1. UDFs and stored procedures are complementary. The UDFs handle individual calculations that can be used inline in SQL. The wrapper stored procedure composes them for callers that need the complete waterfall. Neither alone was sufficient.

2. Materialized columns are the UDF performance escape valve. When you need UDF results for large-scale reporting, materialize them. The UDF is still the single source of truth — it populates the materialized column. But queries read the column, not the function.

3. The deductible problem reveals the limits of stateless functions. A scalar UDF is stateless by design. When calculations depend on running state (year-to-date accumulation), the UDF can only see the last persisted state. Real-time state requires a stored procedure that manages the sequence.

4. Developer education is as important as the code. The performance incident happened because a developer used a UDF in a way that was technically correct but operationally disastrous. The UDF usage guidelines and RLF limits are part of the solution, not an afterthought.

5. Separate the data from the logic. Ahmad's biggest insight: the UDFs read lookup tables. The calculation logic is in COBOL. The calculation data (rates, tiers, caps) is in DB2 tables. When rates change, update the tables. When rules change, update the COBOL. This separation made the system dramatically more maintainable.


Discussion Questions

  1. Ahmad designed four separate UDFs rather than one monolithic function that returns all four values. What are the advantages of this decomposition?
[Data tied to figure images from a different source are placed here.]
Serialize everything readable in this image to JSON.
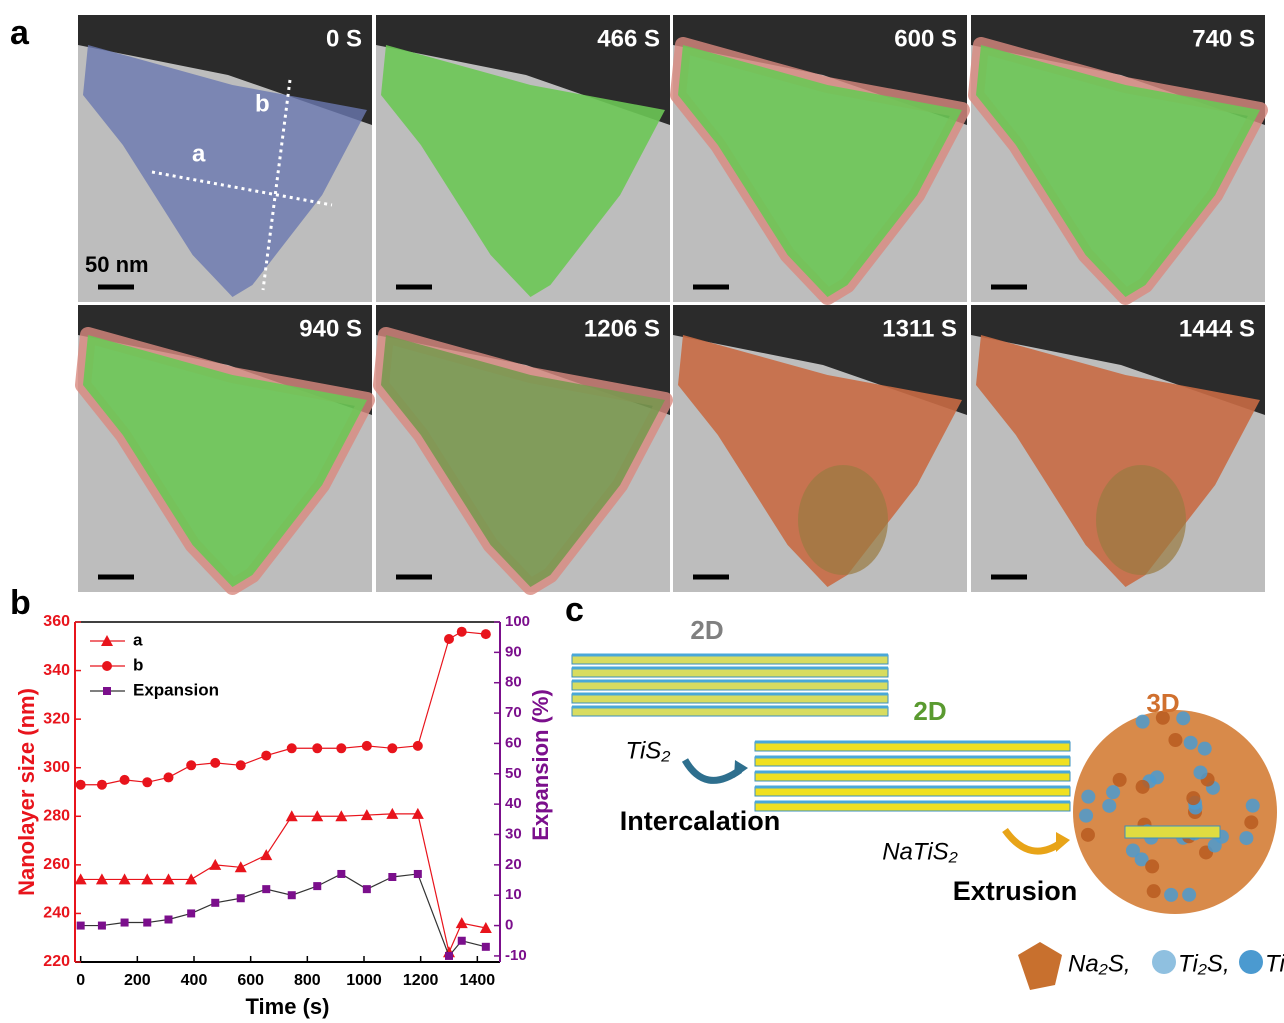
{
  "panel_labels": [
    "a",
    "b",
    "c"
  ],
  "panel_a": {
    "frames": [
      {
        "time": "0 S"
      },
      {
        "time": "466 S"
      },
      {
        "time": "600 S"
      },
      {
        "time": "740 S"
      },
      {
        "time": "940 S"
      },
      {
        "time": "1206 S"
      },
      {
        "time": "1311 S"
      },
      {
        "time": "1444 S"
      }
    ],
    "scale_bar": "50 nm",
    "dimension_labels": [
      "a",
      "b"
    ]
  },
  "chart_data": {
    "type": "line",
    "xlabel": "Time (s)",
    "ylabel": "Nanolayer size (nm)",
    "y2label": "Expansion (%)",
    "x": [
      0,
      75,
      155,
      235,
      310,
      390,
      475,
      565,
      655,
      745,
      835,
      920,
      1010,
      1100,
      1190,
      1300,
      1345,
      1430
    ],
    "series": [
      {
        "name": "a",
        "color": "#e8141c",
        "marker": "triangle",
        "values": [
          254,
          254,
          254,
          254,
          254,
          254,
          260,
          259,
          264,
          280,
          280,
          280,
          280.5,
          281,
          281,
          224,
          236,
          234
        ]
      },
      {
        "name": "b",
        "color": "#e8141c",
        "marker": "circle",
        "values": [
          293,
          293,
          295,
          294,
          296,
          301,
          302,
          301,
          305,
          308,
          308,
          308,
          309,
          308,
          309,
          353,
          356,
          355
        ]
      },
      {
        "name": "Expansion",
        "color": "#7b0f8c",
        "line_color": "#333333",
        "marker": "square",
        "axis": "y2",
        "values": [
          0,
          0,
          1,
          1,
          2,
          4,
          7.5,
          9,
          12,
          10,
          13,
          17,
          12,
          16,
          17,
          -10,
          -5,
          -7
        ]
      }
    ],
    "xlim": [
      -20,
      1480
    ],
    "xticks": [
      0,
      200,
      400,
      600,
      800,
      1000,
      1200,
      1400
    ],
    "ylim": [
      220,
      360
    ],
    "yticks": [
      220,
      240,
      260,
      280,
      300,
      320,
      340,
      360
    ],
    "y2lim": [
      -12,
      100
    ],
    "y2ticks": [
      -10,
      0,
      10,
      20,
      30,
      40,
      50,
      60,
      70,
      80,
      90,
      100
    ],
    "ycolor": "#e8141c",
    "y2color": "#7b0f8c",
    "legend": "upper left"
  },
  "panel_c": {
    "stage_labels": [
      "2D",
      "2D",
      "3D"
    ],
    "compounds": [
      "TiS₂",
      "NaTiS₂"
    ],
    "processes": [
      "Intercalation",
      "Extrusion"
    ],
    "legend": [
      "Na₂S,",
      "Ti₂S,",
      "Ti"
    ]
  }
}
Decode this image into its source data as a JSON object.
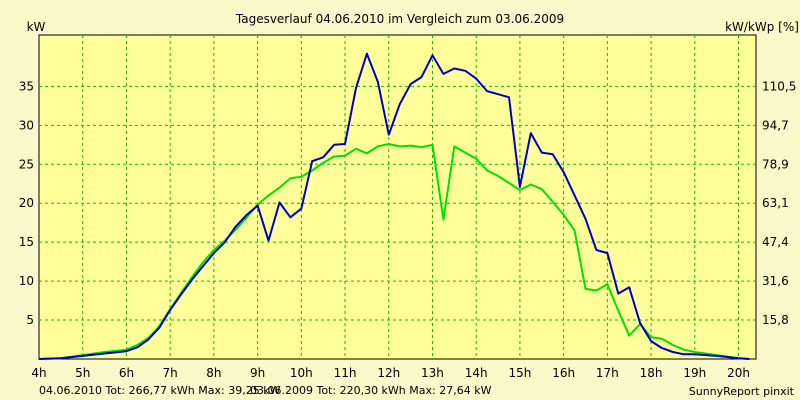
{
  "chart_data": {
    "type": "line",
    "title": "Tagesverlauf 04.06.2010 im Vergleich zum 03.06.2009",
    "ylabel_left": "kW",
    "ylabel_right": "kW/kWp [%]",
    "footer_right": "SunnyReport pinxit",
    "xlim": [
      4,
      20.4
    ],
    "ylim": [
      0,
      41.6
    ],
    "grid": true,
    "x_ticks": [
      "4h",
      "5h",
      "6h",
      "7h",
      "8h",
      "9h",
      "10h",
      "11h",
      "12h",
      "13h",
      "14h",
      "15h",
      "16h",
      "17h",
      "18h",
      "19h",
      "20h"
    ],
    "y_ticks_left": [
      "5",
      "10",
      "15",
      "20",
      "25",
      "30",
      "35"
    ],
    "y_ticks_right": [
      "15,8",
      "31,6",
      "47,4",
      "63,1",
      "78,9",
      "94,7",
      "110,5"
    ],
    "series": [
      {
        "name": "04.06.2010 Tot: 266,77 kWh Max: 39,25 kW",
        "color": "#0000c0",
        "x": [
          4.0,
          4.5,
          5.0,
          5.5,
          6.0,
          6.25,
          6.5,
          6.75,
          7.0,
          7.25,
          7.5,
          7.75,
          8.0,
          8.25,
          8.5,
          8.75,
          9.0,
          9.25,
          9.5,
          9.75,
          10.0,
          10.25,
          10.5,
          10.75,
          11.0,
          11.25,
          11.5,
          11.75,
          12.0,
          12.25,
          12.5,
          12.75,
          13.0,
          13.25,
          13.5,
          13.75,
          14.0,
          14.25,
          14.5,
          14.75,
          15.0,
          15.25,
          15.5,
          15.75,
          16.0,
          16.25,
          16.5,
          16.75,
          17.0,
          17.25,
          17.5,
          17.75,
          18.0,
          18.25,
          18.5,
          18.75,
          19.0,
          19.25,
          19.5,
          20.0,
          20.25
        ],
        "y": [
          0.0,
          0.1,
          0.4,
          0.7,
          1.0,
          1.5,
          2.5,
          4.0,
          6.3,
          8.3,
          10.2,
          11.9,
          13.6,
          15.0,
          17.0,
          18.5,
          19.7,
          15.2,
          20.1,
          18.2,
          19.3,
          25.4,
          25.9,
          27.5,
          27.6,
          34.8,
          39.2,
          35.6,
          28.8,
          32.7,
          35.3,
          36.2,
          39.0,
          36.6,
          37.3,
          37.0,
          36.0,
          34.4,
          34.0,
          33.6,
          22.1,
          29.0,
          26.5,
          26.3,
          24.0,
          21.0,
          18.0,
          14.0,
          13.6,
          8.4,
          9.2,
          4.6,
          2.3,
          1.4,
          0.9,
          0.6,
          0.6,
          0.5,
          0.4,
          0.1,
          0.0
        ]
      },
      {
        "name": "03.06.2009 Tot: 220,30 kWh Max: 27,64 kW",
        "color": "#00e000",
        "x": [
          4.0,
          4.5,
          5.0,
          5.5,
          6.0,
          6.25,
          6.5,
          6.75,
          7.0,
          7.25,
          7.5,
          7.75,
          8.0,
          8.25,
          8.5,
          8.75,
          9.0,
          9.25,
          9.5,
          9.75,
          10.0,
          10.25,
          10.5,
          10.75,
          11.0,
          11.25,
          11.5,
          11.75,
          12.0,
          12.25,
          12.5,
          12.75,
          13.0,
          13.25,
          13.5,
          13.75,
          14.0,
          14.25,
          14.5,
          14.75,
          15.0,
          15.25,
          15.5,
          15.75,
          16.0,
          16.25,
          16.5,
          16.75,
          17.0,
          17.25,
          17.5,
          17.75,
          18.0,
          18.25,
          18.5,
          18.75,
          19.0,
          19.25,
          19.5,
          20.0,
          20.25
        ],
        "y": [
          0.0,
          0.1,
          0.5,
          0.9,
          1.2,
          1.8,
          2.7,
          4.2,
          6.4,
          8.5,
          10.5,
          12.4,
          14.0,
          15.2,
          16.6,
          18.2,
          19.8,
          21.0,
          22.0,
          23.2,
          23.4,
          24.2,
          25.2,
          26.0,
          26.1,
          27.0,
          26.4,
          27.3,
          27.6,
          27.3,
          27.4,
          27.2,
          27.5,
          17.9,
          27.3,
          26.5,
          25.7,
          24.2,
          23.5,
          22.6,
          21.7,
          22.4,
          21.8,
          20.2,
          18.5,
          16.5,
          9.0,
          8.8,
          9.6,
          6.2,
          3.0,
          4.5,
          2.8,
          2.6,
          1.8,
          1.2,
          0.9,
          0.7,
          0.5,
          0.1,
          0.0
        ]
      }
    ]
  }
}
Are there scenarios where a single function would be preferable?

  2. The CALC_DEDUCTIBLE function depends on the patient's year-to-date deductible consumption. This creates a temporal accuracy problem: the UDF called in an ad-hoc query reflects the last batch run, not real-time state. How would you communicate this limitation to users? Is there a design that provides real-time accuracy without the wrapper stored procedure?

  3. The materialized column solution (Part 1 of the performance remediation) introduces a new problem: the materialized column can become stale if the nightly update fails or if the lookup tables change mid-day. Design a staleness detection mechanism.

  4. Ahmad declared CALC_COINSURANCE as READS SQL DATA even though a redesign could make it NO SQL. What optimizer freedoms does NO SQL unlock? Is the trade-off (adding a coinsurance percentage parameter) worth it?

  5. Diane configured Resource Limit Facility (RLF) limits for dynamic SQL calling UDFs but exempted static SQL. Why is this distinction appropriate? Could a static SQL program also cause the same performance problem?

  6. The case mentions that the reporting variance was "$0.02 per claim on average" which aggregated to "$1 million over 50 million claims." What does this reveal about the importance of precision in financial calculations? How do COBOL's COMP-3 (packed decimal) fields and DB2's DECIMAL type help prevent this kind of drift?